Research Project: GENOMICS AND BIOINFORMATICS RESEARCH IN AGRICULTURALLY IMPORTANT ORGANISMS

Location: Genomics and Bioinformatics Research Unit

Title: Gibberellin-associated cisgenes modify growth, stature and wood properties in Populus

Authors
item Han, Katherine -
item Dharmawardhana, P -
item Arias De Ares, Renee
item Ma, Cathleen -
item Busov, Victor -
item Strauss, Steven -

Submitted to: Plant Biotechnology Journal
Publication Type: Peer Reviewed Journal
Publication Acceptance Date: April 27, 2010
Publication Date: February 21, 2011
Citation: Han, K.M., Dharmawardhana, P., Arias, R.S., Ma, C., Busov, V., Strauss, S.H. 2011. Gibberellin-associated cisgenes modify growth, stature and wood properties in Populus. Plant Biotechnology Journal. 9(2):162-178.

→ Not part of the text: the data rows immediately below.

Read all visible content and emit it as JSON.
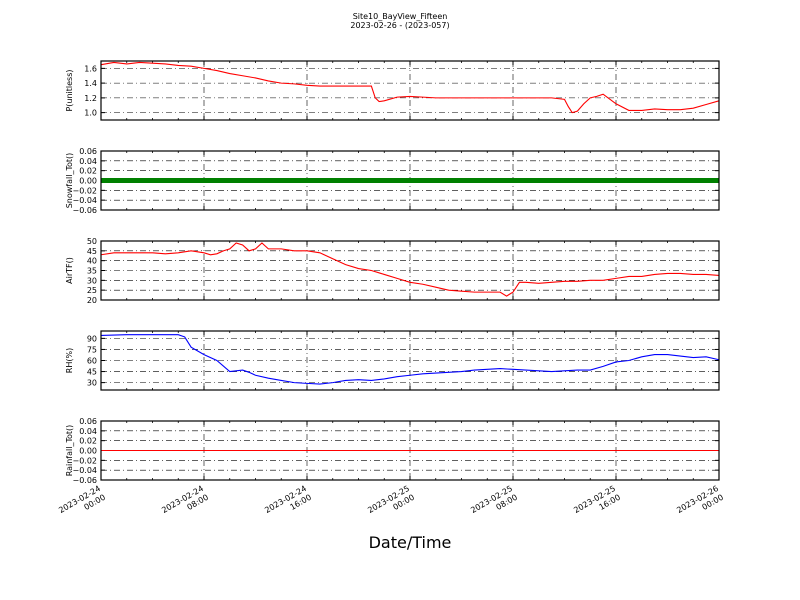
{
  "chart_data": {
    "type": "line",
    "title": "Site10_BayView_Fifteen",
    "subtitle": "2023-02-26 - (2023-057)",
    "xlabel": "Date/Time",
    "x_ticks": [
      "2023-02-24\n00:00",
      "2023-02-24\n08:00",
      "2023-02-24\n16:00",
      "2023-02-25\n00:00",
      "2023-02-25\n08:00",
      "2023-02-25\n16:00",
      "2023-02-26\n00:00"
    ],
    "x_range_hours": [
      0,
      48
    ],
    "grid": true,
    "panels": [
      {
        "ylabel": "P(unitless)",
        "ylim": [
          0.9,
          1.7
        ],
        "yticks": [
          "1.0",
          "1.2",
          "1.4",
          "1.6"
        ],
        "ytick_values": [
          1.0,
          1.2,
          1.4,
          1.6
        ],
        "color": "#ff0000",
        "style": "line",
        "x": [
          0,
          1,
          2,
          3,
          4,
          5,
          6,
          7,
          8,
          9,
          10,
          11,
          12,
          13,
          14,
          15,
          16,
          17,
          18,
          19,
          20,
          21,
          21.3,
          21.6,
          22,
          23,
          24,
          25,
          26,
          27,
          28,
          29,
          30,
          31,
          32,
          33,
          34,
          35,
          36,
          36.3,
          36.6,
          37,
          37.5,
          38,
          38.5,
          39,
          40,
          41,
          42,
          43,
          44,
          45,
          46,
          47,
          48
        ],
        "values": [
          1.65,
          1.68,
          1.66,
          1.68,
          1.67,
          1.66,
          1.64,
          1.63,
          1.6,
          1.57,
          1.53,
          1.5,
          1.47,
          1.43,
          1.4,
          1.39,
          1.37,
          1.36,
          1.36,
          1.36,
          1.36,
          1.36,
          1.2,
          1.15,
          1.16,
          1.21,
          1.22,
          1.21,
          1.2,
          1.2,
          1.2,
          1.2,
          1.2,
          1.2,
          1.2,
          1.2,
          1.2,
          1.2,
          1.18,
          1.08,
          1.0,
          1.02,
          1.12,
          1.2,
          1.22,
          1.25,
          1.12,
          1.03,
          1.03,
          1.05,
          1.04,
          1.04,
          1.06,
          1.11,
          1.16
        ]
      },
      {
        "ylabel": "Snowfall_Tot()",
        "ylim": [
          -0.06,
          0.06
        ],
        "yticks": [
          "0.06",
          "0.04",
          "0.02",
          "0.00",
          "−0.02",
          "−0.04",
          "−0.06"
        ],
        "ytick_values": [
          0.06,
          0.04,
          0.02,
          0.0,
          -0.02,
          -0.04,
          -0.06
        ],
        "color": "#008000",
        "style": "markers",
        "x": [
          0,
          48
        ],
        "values": [
          0.0,
          0.0
        ]
      },
      {
        "ylabel": "AirTF()",
        "ylim": [
          20,
          50
        ],
        "yticks": [
          "20",
          "25",
          "30",
          "35",
          "40",
          "45",
          "50"
        ],
        "ytick_values": [
          20,
          25,
          30,
          35,
          40,
          45,
          50
        ],
        "color": "#ff0000",
        "style": "line",
        "x": [
          0,
          1,
          2,
          3,
          4,
          5,
          6,
          7,
          8,
          8.5,
          9,
          9.5,
          10,
          10.5,
          11,
          11.5,
          12,
          12.5,
          13,
          14,
          15,
          16,
          17,
          18,
          19,
          20,
          21,
          22,
          23,
          24,
          25,
          26,
          27,
          28,
          29,
          30,
          31,
          31.5,
          32,
          32.5,
          33,
          34,
          35,
          36,
          37,
          38,
          39,
          40,
          41,
          42,
          43,
          44,
          45,
          46,
          47,
          48
        ],
        "values": [
          43,
          44,
          44,
          44,
          44,
          43.5,
          44,
          45,
          44,
          43,
          43.5,
          45,
          46,
          49,
          48,
          45,
          46,
          49,
          46,
          46,
          45,
          45,
          44,
          41,
          38,
          36,
          35,
          33,
          31,
          29,
          28,
          26.5,
          25,
          24.5,
          24,
          24,
          24,
          22,
          24,
          29,
          29,
          28.5,
          29,
          29.5,
          29.5,
          30,
          30,
          31,
          32,
          32,
          33,
          33.5,
          33.5,
          33,
          33,
          32.5
        ]
      },
      {
        "ylabel": "RH(%)",
        "ylim": [
          20,
          100
        ],
        "yticks": [
          "30",
          "45",
          "60",
          "75",
          "90"
        ],
        "ytick_values": [
          30,
          45,
          60,
          75,
          90
        ],
        "color": "#0000ff",
        "style": "line",
        "x": [
          0,
          1,
          2,
          3,
          4,
          5,
          6,
          6.5,
          7,
          8,
          9,
          10,
          11,
          11.5,
          12,
          13,
          14,
          15,
          16,
          17,
          18,
          19,
          20,
          21,
          22,
          23,
          24,
          25,
          26,
          27,
          28,
          29,
          30,
          31,
          32,
          33,
          34,
          35,
          36,
          37,
          38,
          39,
          40,
          41,
          42,
          43,
          44,
          45,
          46,
          47,
          48
        ],
        "values": [
          94,
          94.5,
          95,
          95,
          95,
          95,
          95,
          92,
          78,
          68,
          60,
          45,
          47,
          44,
          40,
          36,
          33,
          30,
          29,
          28,
          30,
          33,
          34,
          33,
          35,
          38,
          40,
          42,
          43,
          44,
          45,
          47,
          48,
          49,
          48,
          47,
          46,
          45,
          46,
          47,
          47,
          52,
          58,
          60,
          65,
          68,
          68,
          66,
          64,
          65,
          61
        ]
      },
      {
        "ylabel": "Rainfall_Tot()",
        "ylim": [
          -0.06,
          0.06
        ],
        "yticks": [
          "0.06",
          "0.04",
          "0.02",
          "0.00",
          "−0.02",
          "−0.04",
          "−0.06"
        ],
        "ytick_values": [
          0.06,
          0.04,
          0.02,
          0.0,
          -0.02,
          -0.04,
          -0.06
        ],
        "color": "#ff0000",
        "style": "line",
        "x": [
          0,
          48
        ],
        "values": [
          0.0,
          0.0
        ]
      }
    ]
  }
}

Interpretive Summary: Given the negative perception of the public regarding transgenic plants, cisgenic plants are explored as an avenue to obtain genetic variation without introducing genes from non-related species. The insertion of additional copies of 5 poplar genes involved in plant growth was studied in poplar. The result was high variation in stature, regeneration and stem diameter, which provides breeders with additional germplasm of plant architecture that can be used for multiple applications.

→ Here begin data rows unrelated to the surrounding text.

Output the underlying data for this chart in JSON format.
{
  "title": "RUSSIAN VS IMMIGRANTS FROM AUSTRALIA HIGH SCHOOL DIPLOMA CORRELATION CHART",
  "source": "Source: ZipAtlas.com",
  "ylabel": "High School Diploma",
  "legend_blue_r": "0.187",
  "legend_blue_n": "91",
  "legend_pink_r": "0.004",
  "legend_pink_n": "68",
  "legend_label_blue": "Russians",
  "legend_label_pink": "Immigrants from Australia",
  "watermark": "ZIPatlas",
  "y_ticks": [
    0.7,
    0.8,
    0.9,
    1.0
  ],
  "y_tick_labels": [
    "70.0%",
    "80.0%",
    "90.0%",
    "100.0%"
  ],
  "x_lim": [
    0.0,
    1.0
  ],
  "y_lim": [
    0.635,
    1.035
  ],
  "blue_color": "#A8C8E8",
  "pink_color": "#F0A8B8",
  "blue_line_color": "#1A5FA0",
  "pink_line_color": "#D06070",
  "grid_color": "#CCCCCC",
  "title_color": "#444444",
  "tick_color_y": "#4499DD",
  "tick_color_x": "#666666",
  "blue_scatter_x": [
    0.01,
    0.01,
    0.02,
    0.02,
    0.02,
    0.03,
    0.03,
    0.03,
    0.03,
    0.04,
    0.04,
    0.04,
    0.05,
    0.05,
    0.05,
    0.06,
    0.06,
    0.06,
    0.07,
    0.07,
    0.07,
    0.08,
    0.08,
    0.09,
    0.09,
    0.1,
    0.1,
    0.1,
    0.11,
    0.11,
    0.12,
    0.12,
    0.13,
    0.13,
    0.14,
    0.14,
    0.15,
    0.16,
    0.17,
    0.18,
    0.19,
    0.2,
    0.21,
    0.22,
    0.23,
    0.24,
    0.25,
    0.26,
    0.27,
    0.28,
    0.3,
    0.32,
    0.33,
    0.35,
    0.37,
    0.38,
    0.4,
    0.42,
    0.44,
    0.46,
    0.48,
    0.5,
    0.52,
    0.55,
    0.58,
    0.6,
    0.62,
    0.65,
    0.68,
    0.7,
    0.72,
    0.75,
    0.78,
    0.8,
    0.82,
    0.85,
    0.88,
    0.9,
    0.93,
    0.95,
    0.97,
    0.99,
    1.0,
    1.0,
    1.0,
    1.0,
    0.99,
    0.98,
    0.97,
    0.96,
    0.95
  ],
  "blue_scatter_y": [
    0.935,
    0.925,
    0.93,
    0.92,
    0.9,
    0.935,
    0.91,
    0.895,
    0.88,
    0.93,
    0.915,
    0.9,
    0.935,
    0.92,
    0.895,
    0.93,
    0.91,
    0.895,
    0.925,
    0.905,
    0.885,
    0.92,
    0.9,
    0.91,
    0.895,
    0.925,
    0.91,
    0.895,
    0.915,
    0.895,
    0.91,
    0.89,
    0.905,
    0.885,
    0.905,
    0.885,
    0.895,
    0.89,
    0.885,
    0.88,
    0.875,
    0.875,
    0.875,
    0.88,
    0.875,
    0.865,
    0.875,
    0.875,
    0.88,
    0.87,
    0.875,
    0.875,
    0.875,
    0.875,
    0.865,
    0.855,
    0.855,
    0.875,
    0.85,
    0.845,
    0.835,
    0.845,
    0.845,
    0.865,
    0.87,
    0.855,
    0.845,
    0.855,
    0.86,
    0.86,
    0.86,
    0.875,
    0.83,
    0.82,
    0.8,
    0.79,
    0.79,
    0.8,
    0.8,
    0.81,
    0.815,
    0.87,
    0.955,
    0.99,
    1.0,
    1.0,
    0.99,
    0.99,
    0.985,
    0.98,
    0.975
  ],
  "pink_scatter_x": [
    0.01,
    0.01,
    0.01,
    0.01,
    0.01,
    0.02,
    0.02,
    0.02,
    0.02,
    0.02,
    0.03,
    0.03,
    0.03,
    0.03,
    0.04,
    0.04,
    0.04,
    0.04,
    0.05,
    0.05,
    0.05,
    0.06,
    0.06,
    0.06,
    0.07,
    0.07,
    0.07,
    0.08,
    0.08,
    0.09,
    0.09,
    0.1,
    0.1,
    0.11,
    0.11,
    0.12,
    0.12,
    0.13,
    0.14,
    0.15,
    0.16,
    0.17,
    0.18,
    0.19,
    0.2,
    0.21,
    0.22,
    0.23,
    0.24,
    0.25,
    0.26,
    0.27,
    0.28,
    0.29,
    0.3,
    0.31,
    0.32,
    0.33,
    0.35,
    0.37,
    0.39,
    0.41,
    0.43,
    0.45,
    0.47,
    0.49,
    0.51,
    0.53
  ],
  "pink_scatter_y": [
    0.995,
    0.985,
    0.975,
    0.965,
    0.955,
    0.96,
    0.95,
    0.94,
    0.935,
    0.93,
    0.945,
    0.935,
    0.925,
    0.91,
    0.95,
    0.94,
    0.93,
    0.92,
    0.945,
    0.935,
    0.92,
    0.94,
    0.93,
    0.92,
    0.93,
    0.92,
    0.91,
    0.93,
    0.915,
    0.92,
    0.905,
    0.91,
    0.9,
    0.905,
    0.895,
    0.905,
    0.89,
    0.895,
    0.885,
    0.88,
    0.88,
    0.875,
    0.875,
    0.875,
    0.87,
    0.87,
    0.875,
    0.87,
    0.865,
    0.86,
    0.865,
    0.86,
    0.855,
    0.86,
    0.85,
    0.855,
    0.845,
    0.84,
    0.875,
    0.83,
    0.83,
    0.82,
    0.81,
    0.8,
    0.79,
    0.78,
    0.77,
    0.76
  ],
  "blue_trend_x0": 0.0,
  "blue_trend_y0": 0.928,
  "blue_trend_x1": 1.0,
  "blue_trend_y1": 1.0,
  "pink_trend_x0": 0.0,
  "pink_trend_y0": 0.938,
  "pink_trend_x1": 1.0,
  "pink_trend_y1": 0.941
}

Technical Abstract: We studied the effects on plant growth from insertion of five cisgenes involved in gibberellic acid metabolism or signaling. We cloned intact genomic copies of GA20ox7, GA2ox2, RGL1_1, RGL1_2, and GAI1 genes from the genome sequenced Populus trichocarpa clone Nisqually-1, transformed them into Populus tremula x alba clone (INRA 717-1B4), and characterized growth, morphology, and wood properties in the greenhouse. Three of the cisgenic constructs had significant effects on plant growth rate, plant morphology, or wood properties. The GA20ox7 cisgene increased rate of shoot regeneration in vitro and accelerated early growth, and variation in growth rate was correlated with GA20ox7 gene expression. RGL1_1 reduced growth and caused chlorosis, while RGL1_2 slowed in vitro regeneration and gave rise to plants that grew normally but had longer fiber lengths. There was evidence of co-suppression between the RGL1_2 cissgene and the RGL1_1 endogene, appearing to alleviate the growth-reducing effects expected in the RGL1_2 cisgenic population. Events with the GA2ox2 cisgene had a reduced rate of growth and final stature, and an increased level of chlorosis. GAI1 slowed regeneration rate, and both GAI1 and GA20ox7 imparted an increased variance among events for early diameter and volume index, respectively. This work suggests that insertion of additional copies of native genes involved in growth regulation may provide tools to help modify plant architecture, and to expand the genetic variance in plant architecture available to breeders.